Book Review: In the Year of Our Lord

In the Year of Our Lord: Reflections on Twenty Centuries of Church History. Sinclair B. Ferguson. 2018. Reformation Trust. 229 pages. [Source: Review copy]

First sentence: The letters AD form the abbreviation for the Latin phrase anon Domini, which means "in the year of our Lord." It goes hand in hand with another abbreviation, BC, "before Christ."

I enjoyed reading Sinclair Ferguson's In the Year of Our Lord. I'll get straight to the point and ask the questions I'd want answered: IS IT INTIMIDATING? and IS IT WORTH THE EFFORT?

Is it intimidating? Church history can be--though it doesn't have to be--intimidating. There's so much that could be included in any volume of church history. Do you include everybody and everything? Do you focus on people or ideas? Do you select the most influential theologians? What if the theologians were very influential but also wrong? Do you spend time correcting their theology?

This is how Ferguson approached the subject:
"In the Year of Our Lord is intended to be a very simple (but I hope) informative, encouraging, and enjoyable introduction to some members of "the Christian family"--the worldwide, history-deep, eternity-long church of Jesus Christ. It is a book of people, stories, words, and songs--a kind of family narrative accompanied by a songbook. It is not a history of the church, but simply fragments of her story. It is not the work of a professional historian but of a family member."
I found his approach to be a good one. I did not find the book intimidating. That's not to say I found it super-easy-going. I found it substantive and meaty. That's just how I like my theology. I don't want my theology to be so easy that it requires absolutely no effort on my part, so easy that nothing new is communicated. It is written for readers. It isn't necessarily written for scholars and academics.

Is it worth the effort? I'd say YES. Call me crazy, but, I found it almost devotional in nature. Perhaps the average person wouldn't come to that conclusion. (But I did). I loved, loved, loved how each entry ended in a hymn--a hymn written during that century, I believe. I also appreciated that each entry--or chapter--was an excerpt from a work from that century. These excerpts vary in difficulty or ease-of-reading. Some were accessible and well worth the effort. Others not quite as much. Ferguson's summary or introduction to a century was always worth reading. Ferguson makes church history applicable and relevant. Makes is definitely the wrong word. REVEALS does a better job of saying what I mean.

For example, in chapter two on the second century, Ferguson talks about persecution and false teaching. He writes,
"The early Christians knew that martyrdom could never ultimately kill either the believer or the church. But false teaching always does. We modern Christians tend to assume it is the other way around. We have little fear of false teaching but considerable fear of persecution. And yet, of all generations, perhaps ours is the one that should have learned to think most clearly and biblically."

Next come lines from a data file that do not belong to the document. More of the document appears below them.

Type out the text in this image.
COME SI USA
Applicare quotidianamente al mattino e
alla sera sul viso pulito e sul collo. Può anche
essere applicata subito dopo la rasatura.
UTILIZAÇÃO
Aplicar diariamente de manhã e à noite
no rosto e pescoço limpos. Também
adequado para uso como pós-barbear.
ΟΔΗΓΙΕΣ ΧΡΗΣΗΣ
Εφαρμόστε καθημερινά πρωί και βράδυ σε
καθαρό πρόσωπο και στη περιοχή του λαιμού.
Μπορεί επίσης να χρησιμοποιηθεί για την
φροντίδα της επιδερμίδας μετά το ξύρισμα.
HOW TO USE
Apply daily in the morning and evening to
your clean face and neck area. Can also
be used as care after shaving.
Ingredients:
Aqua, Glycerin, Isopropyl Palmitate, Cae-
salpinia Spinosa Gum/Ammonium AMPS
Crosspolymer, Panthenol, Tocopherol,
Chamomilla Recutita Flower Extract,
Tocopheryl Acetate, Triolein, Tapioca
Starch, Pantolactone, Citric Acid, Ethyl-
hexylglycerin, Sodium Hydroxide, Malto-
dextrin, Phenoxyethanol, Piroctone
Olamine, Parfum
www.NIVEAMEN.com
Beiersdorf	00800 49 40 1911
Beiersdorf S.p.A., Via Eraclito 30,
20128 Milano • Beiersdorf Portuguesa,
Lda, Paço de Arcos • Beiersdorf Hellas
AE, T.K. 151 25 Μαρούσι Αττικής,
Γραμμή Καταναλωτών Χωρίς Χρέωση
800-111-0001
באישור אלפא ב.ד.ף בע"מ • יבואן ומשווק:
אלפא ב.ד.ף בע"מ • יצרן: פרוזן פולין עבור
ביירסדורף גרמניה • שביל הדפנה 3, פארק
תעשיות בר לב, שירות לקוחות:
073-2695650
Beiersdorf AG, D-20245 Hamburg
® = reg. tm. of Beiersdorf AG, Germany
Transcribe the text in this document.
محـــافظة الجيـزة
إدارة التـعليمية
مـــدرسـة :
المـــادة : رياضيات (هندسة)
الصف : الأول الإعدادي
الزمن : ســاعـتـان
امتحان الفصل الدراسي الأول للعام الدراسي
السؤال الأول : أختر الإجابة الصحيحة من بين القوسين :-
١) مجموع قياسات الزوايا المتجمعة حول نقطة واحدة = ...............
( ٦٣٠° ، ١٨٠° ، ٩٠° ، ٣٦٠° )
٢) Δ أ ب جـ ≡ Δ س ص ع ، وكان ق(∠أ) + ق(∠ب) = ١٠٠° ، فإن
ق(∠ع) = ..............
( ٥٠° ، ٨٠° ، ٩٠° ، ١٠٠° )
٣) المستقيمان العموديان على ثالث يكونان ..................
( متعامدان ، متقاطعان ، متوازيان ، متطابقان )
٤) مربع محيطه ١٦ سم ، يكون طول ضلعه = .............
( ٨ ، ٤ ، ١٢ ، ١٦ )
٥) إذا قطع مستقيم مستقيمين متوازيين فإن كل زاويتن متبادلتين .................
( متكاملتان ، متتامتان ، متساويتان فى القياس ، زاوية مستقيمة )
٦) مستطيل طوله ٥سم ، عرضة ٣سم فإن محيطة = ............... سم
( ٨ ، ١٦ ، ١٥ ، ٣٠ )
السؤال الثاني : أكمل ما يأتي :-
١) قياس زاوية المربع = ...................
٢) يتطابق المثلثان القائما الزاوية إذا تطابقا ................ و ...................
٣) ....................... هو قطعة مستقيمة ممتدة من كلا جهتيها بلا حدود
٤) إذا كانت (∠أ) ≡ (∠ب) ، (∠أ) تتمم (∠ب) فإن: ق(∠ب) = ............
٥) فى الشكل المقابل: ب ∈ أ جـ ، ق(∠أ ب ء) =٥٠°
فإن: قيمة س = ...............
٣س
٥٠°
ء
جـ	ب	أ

I would recommend this one.

Quotes:
Semi-Pelagius is the ghost that hovers around every person who believes that “heaven helps those who help themselves” or that justification is achieved by outweighing sins with good deeds. In all its various guises, it is a theology that remains one of the major enemies of Christ’s gospel. By contrast, Augustine saw clearly that the gospel teaches that we are dead in sin, not merely sick or weak (Eph. 2:1).